Back in my deep value days, I bought a big position in Reitmans (TSX:RET.A), the women’s clothing retailer. It’s been five years of a lackluster performance and I still own my 2,000 shares.
I liked Reitmans because of the solid balance sheet, its cost cutting program, the turnaround potential, and the two crusty old Reitman brothers in charge. I used to be a big fan of management that stayed with the same company for about five decades.
The stock has bounced around a bit, including reaching a high of above $8 in 2015 and briefly surpassing $7 in 2016. But for the most part it’s been a long, slow decline. Shares are currently a little below $3.50, which represents just over a 40% loss for your favorite reformed deep value investor. At least dividends have helped bring that loss up a little.
I’ve tried being patient with the stock and it just hasn’t worked. But you know what my biggest frustration is?
Reitmans just doesn’t care
It’s clear Reitmans’ management team just doesn’t care about bringing the stock price up. There’s an easy path the company can take to create value, yet management just doesn’t bother. This suggests to me that either a) they don’t care or b) they think the company is ultimately doomed.

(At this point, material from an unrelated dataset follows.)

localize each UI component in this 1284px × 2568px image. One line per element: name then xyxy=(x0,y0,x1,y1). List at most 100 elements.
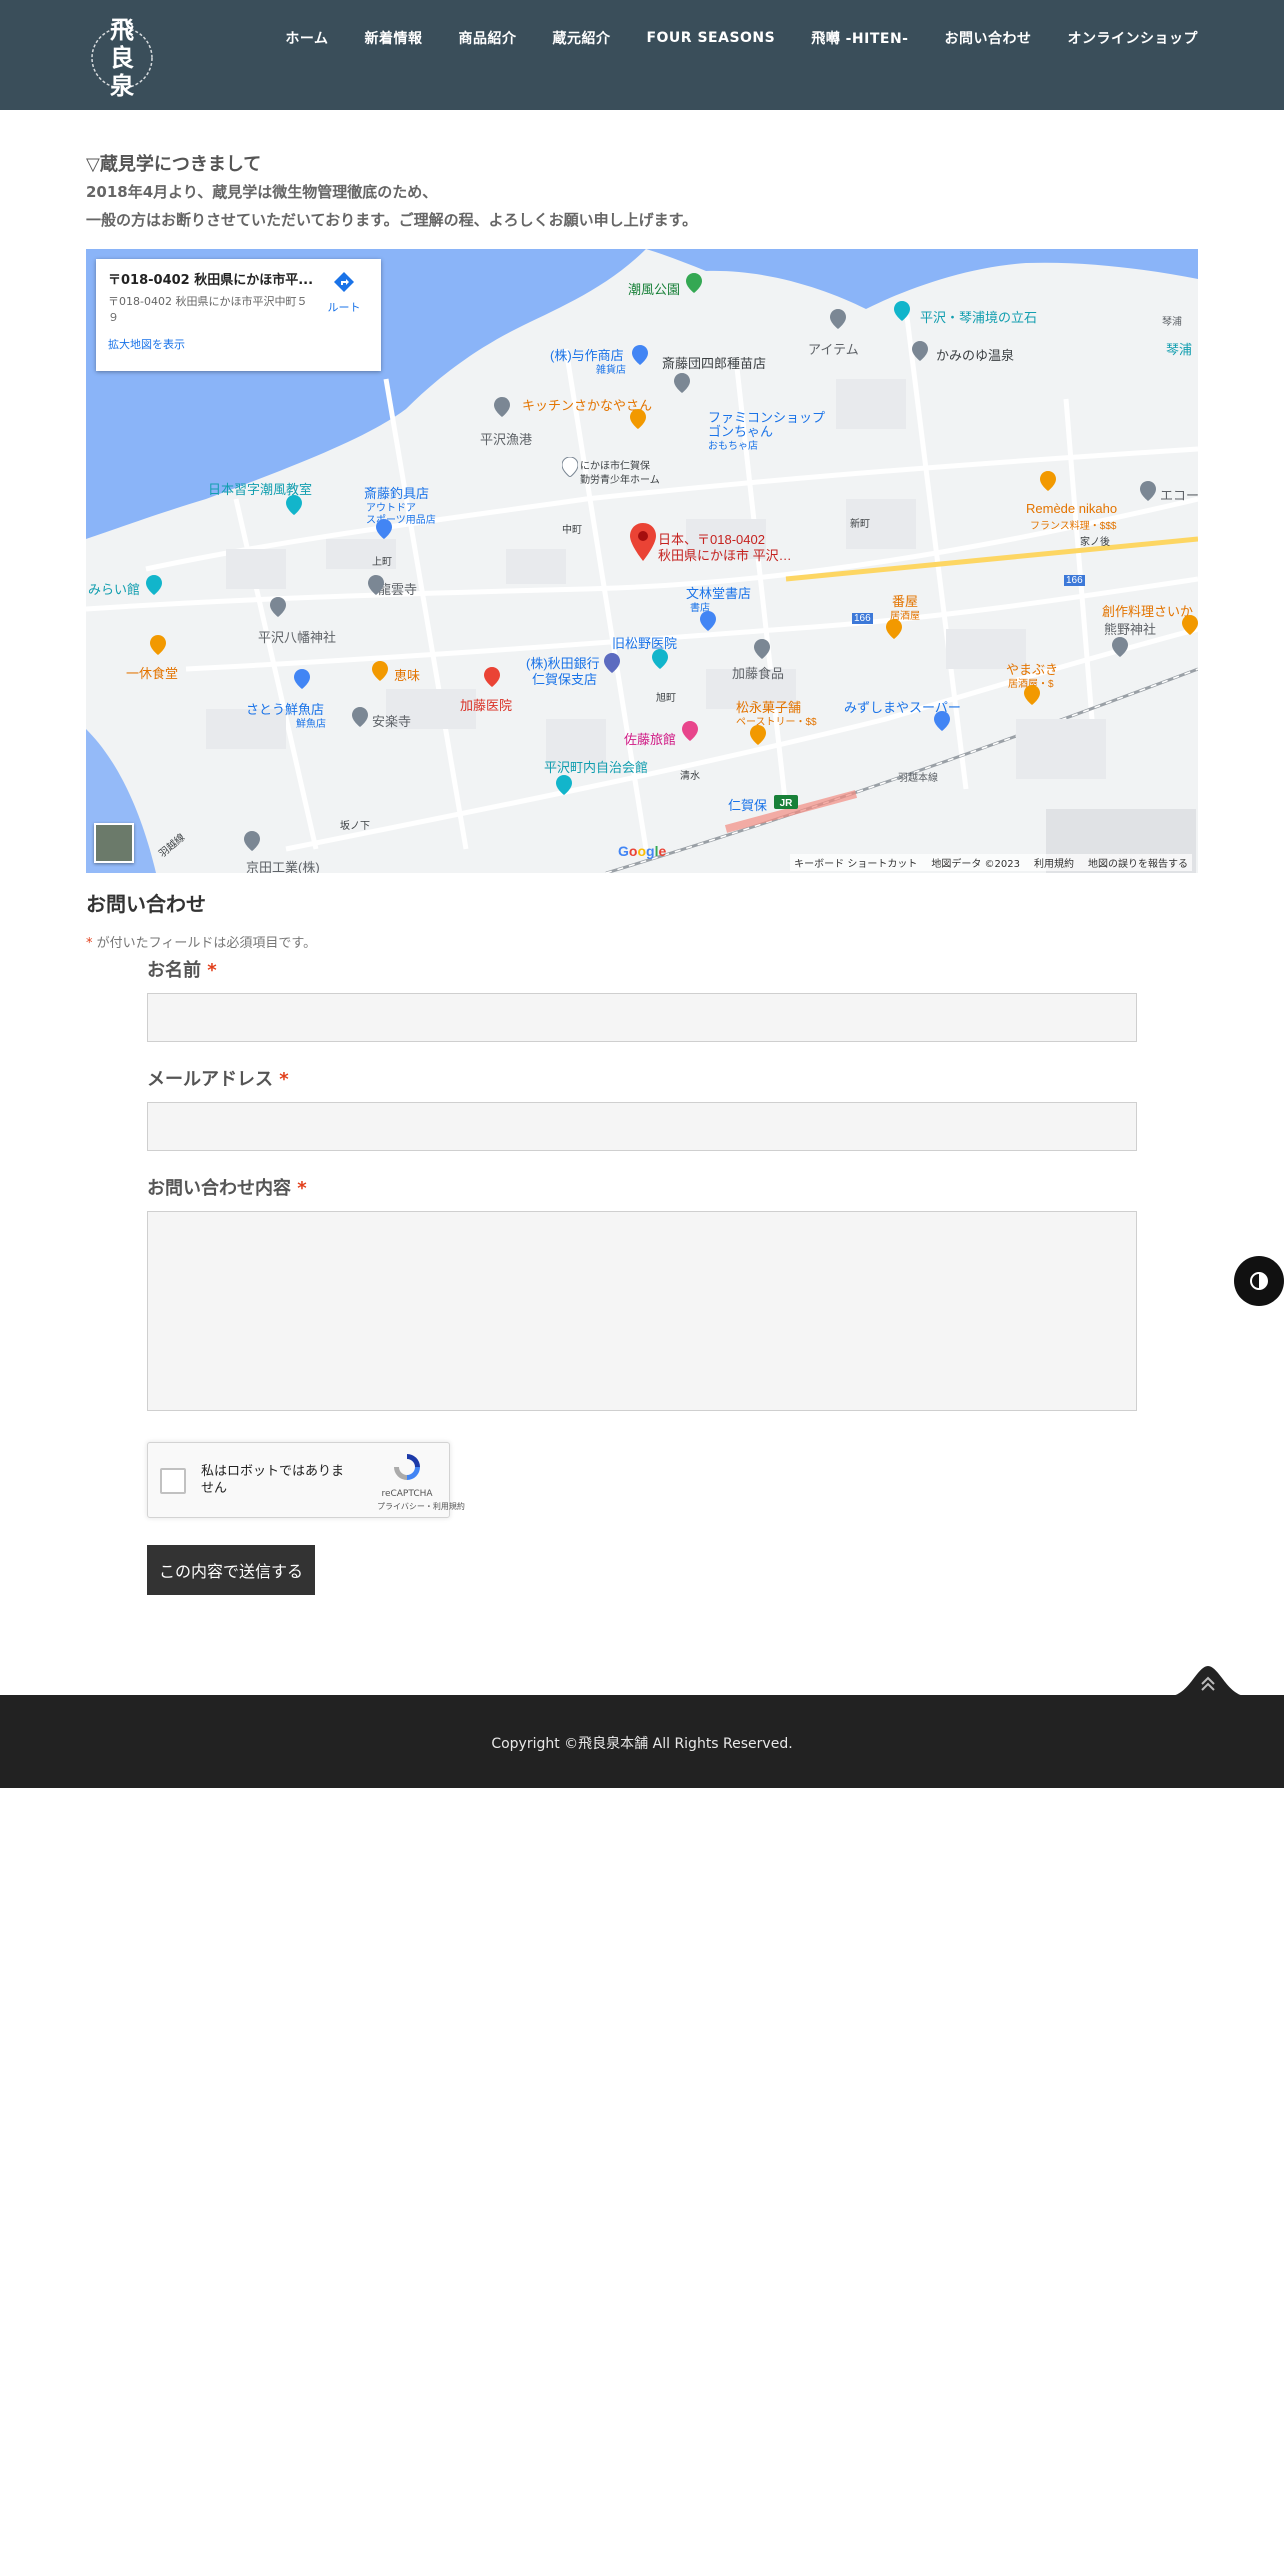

That easy path is stock buybacks, of course, and they make all sorts of sense at today’s price. The company trades for 40% under its stated book value, a metric that doesn’t include very many intangible assets. In fact, most of its market cap is actually cash in the bank.
Why wouldn’t management be buying back these shares as fast as they can get their hands on them? It makes zero sense to me. They’d immediately be generating value while putting non-productive cash to work.
It’s not like Reitmans needs $166 million (or a little over $3 per share) in cash, either. The company generates a little free cash flow each year, basically enough to pay the dividend. I’d immediately cut the dividend and use a big bunch of the cash to do a share buyback. Or, if I’m the Reitman family, I offer a small premium and take the company private.
I want to sell my shares because Reitmans is a trash company in an even worse industry. But something like a share buyback or taking the company private makes too much sense to ignore. I envision selling my shares and then next week waking up to some big news that sends the stock 20% higher.
On the one hand, it’s silly to wait for an acquisition or other big event, since those things aren’t that likely to happen. Especially with a family-controlled company like Reitmans. My part-time grocery store gig is for a family-owned company, and these folks are typically a little crazy. Their whole identity is wrapped up in the company. So I doubt the brothers are going to sell.
But on the other it’s obvious some such move will create shareholder value. And the Reitman brothers own a shitload of shares. What exactly are these guys waiting for?
Value investing 101 is being patient and waiting for the catalyst, so I’m more inclined to hold today and collect my dividend while I wait for good news. But I promise you guys this: if shares move up 15-20%, I’d take my loss and get the hell out. I just don’t have confidence in the management team any longer.